When I moved on to Validation I noticed that this project uses FluentValidation directly in the Application layer instead of creating interfaces in Core and abstracting the concrete implementation away to Infrastructure.
In every sample project I have looked at, it feels like everyone thinks the DAL is an ugly stepchild that needs to be hidden away so it can be swapped out and unit tested. But then you'll find all kinds of other hard dependencies on libraries like FluentValidation, Mediatr, AutoMapper, MailKit, etc. How do you decide where to draw the line?

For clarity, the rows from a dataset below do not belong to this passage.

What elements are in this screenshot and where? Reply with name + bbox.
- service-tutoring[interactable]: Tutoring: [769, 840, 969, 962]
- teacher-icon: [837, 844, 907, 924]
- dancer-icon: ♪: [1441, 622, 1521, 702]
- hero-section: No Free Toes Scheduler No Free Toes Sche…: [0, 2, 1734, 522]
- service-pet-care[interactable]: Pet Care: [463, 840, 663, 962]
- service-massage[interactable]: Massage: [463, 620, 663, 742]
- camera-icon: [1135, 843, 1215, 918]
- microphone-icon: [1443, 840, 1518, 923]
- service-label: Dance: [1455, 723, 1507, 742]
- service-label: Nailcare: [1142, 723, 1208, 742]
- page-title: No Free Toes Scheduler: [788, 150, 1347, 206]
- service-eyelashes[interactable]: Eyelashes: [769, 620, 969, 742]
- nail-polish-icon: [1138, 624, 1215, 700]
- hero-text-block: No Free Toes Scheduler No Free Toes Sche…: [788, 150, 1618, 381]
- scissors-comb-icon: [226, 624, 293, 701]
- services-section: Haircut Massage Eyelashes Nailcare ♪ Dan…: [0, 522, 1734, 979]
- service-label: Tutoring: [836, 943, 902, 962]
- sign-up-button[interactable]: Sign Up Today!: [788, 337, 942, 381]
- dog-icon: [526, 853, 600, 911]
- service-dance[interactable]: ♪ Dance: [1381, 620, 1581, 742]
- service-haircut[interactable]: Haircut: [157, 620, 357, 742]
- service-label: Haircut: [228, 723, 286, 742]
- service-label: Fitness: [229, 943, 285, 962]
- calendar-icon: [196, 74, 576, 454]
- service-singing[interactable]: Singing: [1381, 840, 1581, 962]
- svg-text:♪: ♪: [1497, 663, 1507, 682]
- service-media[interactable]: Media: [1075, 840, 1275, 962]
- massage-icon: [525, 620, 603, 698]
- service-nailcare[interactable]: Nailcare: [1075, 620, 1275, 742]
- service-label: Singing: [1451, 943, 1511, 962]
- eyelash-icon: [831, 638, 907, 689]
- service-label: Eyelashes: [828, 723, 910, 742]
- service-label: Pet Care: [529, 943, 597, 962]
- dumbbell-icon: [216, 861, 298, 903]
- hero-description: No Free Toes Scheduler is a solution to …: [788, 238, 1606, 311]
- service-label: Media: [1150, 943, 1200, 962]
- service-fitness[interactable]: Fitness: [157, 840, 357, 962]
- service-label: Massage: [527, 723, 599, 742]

For instance... In my next application, I need to display a table of transaction details that include properties from the User that created the transaction (name, email, etc). User is part of Identity which is buried in Infrastructure. I can introduce a UserId property on the transactions in the domain, but with the User in the Infrastructure layer, I cannot create a navigation property. Without a navigation property querying becomes the dreaded 1 + N performance sinkhole. I've already cheated and make the Application dependent on Microsoft.EntityFramework like this project. It would certainly be easier to make my Domain project depend on Microsoft.AspNetCore.Identity.EntityFrameworkCore so I could create navigation properties to the Identity users.
Curious to see what your thoughts are and how folks handle these things in the real world!